Single by Chris Stapleton
- Released: June 17, 2013
- Genre: Country
- Length: 4:05
- Label: Mercury Nashville
- Songwriters: Chris Stapleton; Lee Thomas Miller;
- Producer: Tony Brown

Chris Stapleton singles chronology
|  | "What Are You Listening To?" (2013) | "Traveller" (2015) |

= What Are You Listening To? =

"What Are You Listening To?" is a single by American country music singer Chris Stapleton. It was his first single release, being sent to radio in 2013.

==Content==
"What Are You Listening To?" is a country music song with R&B and soul music influences.
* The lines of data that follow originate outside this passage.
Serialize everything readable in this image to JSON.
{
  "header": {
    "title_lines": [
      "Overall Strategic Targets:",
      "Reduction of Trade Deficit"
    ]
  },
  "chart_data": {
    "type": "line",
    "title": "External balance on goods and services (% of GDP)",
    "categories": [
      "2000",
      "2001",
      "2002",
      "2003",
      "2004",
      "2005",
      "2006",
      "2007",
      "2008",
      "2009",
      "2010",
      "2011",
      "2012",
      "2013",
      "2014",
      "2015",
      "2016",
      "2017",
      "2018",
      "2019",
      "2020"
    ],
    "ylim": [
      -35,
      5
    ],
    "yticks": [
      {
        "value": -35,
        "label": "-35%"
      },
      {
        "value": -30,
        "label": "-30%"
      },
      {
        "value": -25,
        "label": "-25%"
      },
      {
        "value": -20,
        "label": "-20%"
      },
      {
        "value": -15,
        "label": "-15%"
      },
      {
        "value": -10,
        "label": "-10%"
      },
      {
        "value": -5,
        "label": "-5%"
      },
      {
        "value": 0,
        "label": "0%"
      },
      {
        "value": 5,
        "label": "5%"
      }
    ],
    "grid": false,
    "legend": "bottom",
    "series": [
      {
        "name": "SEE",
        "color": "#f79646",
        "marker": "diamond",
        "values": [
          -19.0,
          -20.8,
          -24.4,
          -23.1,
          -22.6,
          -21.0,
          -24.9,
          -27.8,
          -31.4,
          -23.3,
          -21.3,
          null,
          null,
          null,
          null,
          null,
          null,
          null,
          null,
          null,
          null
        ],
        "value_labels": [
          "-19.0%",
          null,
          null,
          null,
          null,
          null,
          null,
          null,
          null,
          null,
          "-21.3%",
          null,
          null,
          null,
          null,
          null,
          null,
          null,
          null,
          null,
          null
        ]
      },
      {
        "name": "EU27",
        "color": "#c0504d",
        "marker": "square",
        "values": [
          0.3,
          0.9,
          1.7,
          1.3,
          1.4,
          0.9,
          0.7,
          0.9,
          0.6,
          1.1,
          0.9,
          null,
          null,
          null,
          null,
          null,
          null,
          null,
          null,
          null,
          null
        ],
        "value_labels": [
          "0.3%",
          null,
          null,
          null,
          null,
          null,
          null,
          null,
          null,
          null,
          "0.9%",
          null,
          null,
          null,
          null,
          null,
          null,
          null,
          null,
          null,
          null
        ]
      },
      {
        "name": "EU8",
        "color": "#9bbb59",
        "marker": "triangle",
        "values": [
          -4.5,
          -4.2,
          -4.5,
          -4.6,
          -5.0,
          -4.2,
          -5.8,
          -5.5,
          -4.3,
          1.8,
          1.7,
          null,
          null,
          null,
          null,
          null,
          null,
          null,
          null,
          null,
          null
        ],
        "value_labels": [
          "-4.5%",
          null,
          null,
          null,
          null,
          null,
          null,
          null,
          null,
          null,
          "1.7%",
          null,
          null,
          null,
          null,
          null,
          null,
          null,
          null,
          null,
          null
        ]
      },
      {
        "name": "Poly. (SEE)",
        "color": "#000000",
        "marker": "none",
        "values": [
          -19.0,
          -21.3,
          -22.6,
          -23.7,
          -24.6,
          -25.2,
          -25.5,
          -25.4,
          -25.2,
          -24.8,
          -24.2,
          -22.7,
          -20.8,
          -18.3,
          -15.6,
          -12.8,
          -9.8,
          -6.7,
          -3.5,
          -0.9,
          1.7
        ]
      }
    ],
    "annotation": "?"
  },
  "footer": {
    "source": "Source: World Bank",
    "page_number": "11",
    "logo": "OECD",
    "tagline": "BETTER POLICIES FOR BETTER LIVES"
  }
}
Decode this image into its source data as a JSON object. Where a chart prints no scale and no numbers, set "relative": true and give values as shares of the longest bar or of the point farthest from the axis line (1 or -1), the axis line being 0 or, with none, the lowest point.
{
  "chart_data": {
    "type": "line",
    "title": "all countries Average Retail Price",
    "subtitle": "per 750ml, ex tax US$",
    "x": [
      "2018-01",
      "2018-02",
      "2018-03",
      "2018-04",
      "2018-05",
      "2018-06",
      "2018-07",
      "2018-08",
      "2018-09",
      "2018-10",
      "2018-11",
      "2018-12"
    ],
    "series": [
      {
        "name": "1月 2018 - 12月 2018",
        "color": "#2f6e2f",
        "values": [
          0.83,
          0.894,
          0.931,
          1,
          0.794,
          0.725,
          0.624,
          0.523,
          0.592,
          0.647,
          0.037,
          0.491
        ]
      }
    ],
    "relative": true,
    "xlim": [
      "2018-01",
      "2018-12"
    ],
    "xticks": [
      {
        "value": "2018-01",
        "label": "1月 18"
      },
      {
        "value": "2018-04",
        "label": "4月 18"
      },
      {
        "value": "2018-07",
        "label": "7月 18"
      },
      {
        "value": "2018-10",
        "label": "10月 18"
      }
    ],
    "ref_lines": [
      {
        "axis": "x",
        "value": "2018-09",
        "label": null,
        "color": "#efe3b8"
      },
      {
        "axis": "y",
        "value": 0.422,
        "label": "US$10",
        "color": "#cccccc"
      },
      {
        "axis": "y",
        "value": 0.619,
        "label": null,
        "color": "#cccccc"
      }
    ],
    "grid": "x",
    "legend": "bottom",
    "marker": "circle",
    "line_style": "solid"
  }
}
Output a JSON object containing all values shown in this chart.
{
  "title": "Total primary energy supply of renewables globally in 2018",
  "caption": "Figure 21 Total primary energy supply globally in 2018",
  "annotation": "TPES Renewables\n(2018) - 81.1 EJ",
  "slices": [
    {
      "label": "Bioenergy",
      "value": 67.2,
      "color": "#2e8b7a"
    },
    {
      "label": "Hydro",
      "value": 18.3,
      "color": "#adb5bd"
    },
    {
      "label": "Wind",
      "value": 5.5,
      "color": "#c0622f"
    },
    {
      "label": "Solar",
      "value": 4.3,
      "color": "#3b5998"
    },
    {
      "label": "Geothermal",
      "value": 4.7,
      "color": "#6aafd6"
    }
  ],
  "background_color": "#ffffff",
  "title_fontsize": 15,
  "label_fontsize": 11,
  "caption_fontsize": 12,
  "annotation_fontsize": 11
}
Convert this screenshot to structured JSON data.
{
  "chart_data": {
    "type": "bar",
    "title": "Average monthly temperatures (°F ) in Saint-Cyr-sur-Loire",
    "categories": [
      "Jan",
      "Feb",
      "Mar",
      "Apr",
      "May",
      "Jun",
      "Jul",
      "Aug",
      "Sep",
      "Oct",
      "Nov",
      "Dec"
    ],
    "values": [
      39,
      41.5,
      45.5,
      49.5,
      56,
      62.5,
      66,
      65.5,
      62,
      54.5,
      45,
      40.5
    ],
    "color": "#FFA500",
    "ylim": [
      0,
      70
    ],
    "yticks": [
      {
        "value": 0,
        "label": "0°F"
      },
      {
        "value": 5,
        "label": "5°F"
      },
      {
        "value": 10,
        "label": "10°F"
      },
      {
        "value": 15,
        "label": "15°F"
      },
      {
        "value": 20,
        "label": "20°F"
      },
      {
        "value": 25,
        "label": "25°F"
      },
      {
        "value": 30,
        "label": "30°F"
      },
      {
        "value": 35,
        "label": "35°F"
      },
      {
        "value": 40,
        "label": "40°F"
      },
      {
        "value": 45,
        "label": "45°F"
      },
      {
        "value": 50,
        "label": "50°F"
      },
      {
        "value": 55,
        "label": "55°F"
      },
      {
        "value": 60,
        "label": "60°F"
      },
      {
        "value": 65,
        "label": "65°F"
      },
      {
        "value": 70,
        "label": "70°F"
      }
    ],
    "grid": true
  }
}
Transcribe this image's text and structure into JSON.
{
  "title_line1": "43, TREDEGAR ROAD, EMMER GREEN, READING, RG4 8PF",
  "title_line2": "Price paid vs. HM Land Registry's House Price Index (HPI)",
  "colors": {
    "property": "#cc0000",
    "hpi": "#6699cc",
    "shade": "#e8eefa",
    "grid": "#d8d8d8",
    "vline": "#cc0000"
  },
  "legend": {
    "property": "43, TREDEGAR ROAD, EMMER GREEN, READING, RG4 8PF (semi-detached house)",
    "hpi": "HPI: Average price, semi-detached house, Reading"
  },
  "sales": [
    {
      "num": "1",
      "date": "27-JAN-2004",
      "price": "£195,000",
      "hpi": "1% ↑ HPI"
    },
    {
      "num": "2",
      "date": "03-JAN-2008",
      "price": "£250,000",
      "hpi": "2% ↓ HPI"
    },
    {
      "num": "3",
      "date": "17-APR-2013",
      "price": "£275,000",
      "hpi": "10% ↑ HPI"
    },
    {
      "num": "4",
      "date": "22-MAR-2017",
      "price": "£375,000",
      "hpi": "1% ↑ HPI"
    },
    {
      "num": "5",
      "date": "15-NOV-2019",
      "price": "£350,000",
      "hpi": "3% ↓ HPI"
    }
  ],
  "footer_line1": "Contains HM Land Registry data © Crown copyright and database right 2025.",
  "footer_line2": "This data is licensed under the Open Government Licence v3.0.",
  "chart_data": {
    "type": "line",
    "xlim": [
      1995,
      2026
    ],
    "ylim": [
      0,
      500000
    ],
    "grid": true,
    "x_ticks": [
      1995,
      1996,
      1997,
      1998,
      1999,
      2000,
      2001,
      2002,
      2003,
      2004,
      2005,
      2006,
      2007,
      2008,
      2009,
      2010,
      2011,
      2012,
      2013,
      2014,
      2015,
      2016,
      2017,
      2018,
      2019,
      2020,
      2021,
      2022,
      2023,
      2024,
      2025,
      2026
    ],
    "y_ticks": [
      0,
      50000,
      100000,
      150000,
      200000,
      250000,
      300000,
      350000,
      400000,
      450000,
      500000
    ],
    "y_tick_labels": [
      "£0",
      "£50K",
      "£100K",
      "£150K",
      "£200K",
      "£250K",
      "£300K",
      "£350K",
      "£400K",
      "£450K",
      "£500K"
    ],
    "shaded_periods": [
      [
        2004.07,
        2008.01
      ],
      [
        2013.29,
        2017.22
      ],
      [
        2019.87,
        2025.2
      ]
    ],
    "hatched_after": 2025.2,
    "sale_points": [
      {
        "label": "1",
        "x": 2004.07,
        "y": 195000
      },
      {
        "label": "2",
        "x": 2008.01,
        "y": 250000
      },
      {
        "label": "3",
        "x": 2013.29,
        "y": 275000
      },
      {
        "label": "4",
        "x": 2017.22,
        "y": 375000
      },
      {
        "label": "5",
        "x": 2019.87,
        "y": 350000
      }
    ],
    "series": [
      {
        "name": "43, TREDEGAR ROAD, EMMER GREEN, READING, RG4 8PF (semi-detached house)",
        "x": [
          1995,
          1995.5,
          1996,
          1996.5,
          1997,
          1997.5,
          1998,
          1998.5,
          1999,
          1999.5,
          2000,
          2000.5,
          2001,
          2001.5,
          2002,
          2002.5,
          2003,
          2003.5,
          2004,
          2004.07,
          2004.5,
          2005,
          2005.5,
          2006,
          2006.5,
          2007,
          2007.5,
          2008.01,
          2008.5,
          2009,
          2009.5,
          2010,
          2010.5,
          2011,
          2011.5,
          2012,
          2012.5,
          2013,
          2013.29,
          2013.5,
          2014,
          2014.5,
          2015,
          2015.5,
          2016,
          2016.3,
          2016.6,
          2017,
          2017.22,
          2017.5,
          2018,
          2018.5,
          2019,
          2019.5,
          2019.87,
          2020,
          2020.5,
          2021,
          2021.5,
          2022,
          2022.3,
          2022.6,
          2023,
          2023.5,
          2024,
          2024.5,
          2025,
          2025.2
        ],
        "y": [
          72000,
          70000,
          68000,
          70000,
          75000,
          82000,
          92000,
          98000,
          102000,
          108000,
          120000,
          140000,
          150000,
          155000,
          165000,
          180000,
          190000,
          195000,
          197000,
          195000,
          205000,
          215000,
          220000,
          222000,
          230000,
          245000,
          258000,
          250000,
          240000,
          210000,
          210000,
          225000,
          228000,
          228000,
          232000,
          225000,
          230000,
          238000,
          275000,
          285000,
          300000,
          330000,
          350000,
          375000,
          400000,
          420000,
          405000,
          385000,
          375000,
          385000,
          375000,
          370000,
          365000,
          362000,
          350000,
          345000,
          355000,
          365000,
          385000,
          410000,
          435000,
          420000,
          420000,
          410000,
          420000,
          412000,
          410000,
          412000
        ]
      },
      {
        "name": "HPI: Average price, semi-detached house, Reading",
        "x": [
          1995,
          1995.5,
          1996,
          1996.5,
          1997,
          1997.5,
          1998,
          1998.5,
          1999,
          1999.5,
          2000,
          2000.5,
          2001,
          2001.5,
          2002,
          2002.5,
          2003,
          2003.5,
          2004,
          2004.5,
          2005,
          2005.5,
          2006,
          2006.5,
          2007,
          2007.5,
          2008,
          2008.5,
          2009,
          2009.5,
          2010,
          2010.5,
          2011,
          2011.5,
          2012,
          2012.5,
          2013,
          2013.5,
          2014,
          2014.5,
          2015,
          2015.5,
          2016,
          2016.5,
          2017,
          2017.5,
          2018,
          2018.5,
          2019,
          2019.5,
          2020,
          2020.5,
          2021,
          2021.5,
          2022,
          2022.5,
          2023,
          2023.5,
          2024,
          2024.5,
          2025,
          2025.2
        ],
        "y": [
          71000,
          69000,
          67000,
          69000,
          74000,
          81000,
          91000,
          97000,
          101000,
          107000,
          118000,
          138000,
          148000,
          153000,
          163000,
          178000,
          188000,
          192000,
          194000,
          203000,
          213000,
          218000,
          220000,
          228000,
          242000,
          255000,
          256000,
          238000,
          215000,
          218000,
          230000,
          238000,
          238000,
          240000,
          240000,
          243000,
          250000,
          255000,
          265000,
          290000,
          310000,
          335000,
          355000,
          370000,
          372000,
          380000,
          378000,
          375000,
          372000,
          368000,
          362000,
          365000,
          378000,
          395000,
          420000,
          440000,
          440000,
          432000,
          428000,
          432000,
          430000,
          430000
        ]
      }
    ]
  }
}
Lyrically, the song is about a man who has broken up with his partner, and is inquiring about the kind of music she is listening to at the moment.

==Critical reception==
Tara Seetharam of Country Universe rated the song "A-", praising Stapleton's vocals and the "catharsis" of the lyrics.

==Chart performance==

| Chart (2013) | Peak position |
|---|---|
| US Country Airplay (Billboard) | 46 |

==Certifications==

| Region | Certification | Certified units/sales |
| United States (RIAA) | Platinum | 1,000,000^{‡} |
^{‡} Sales+streaming figures based on certification alone.

==Covers==
When Ruthie Foster released her album Joy Comes Back (2017): Blue Corn Music, this was the first album track.

In December 2023, Megan Moroney released a cover of the song exclusively through Amazon Music.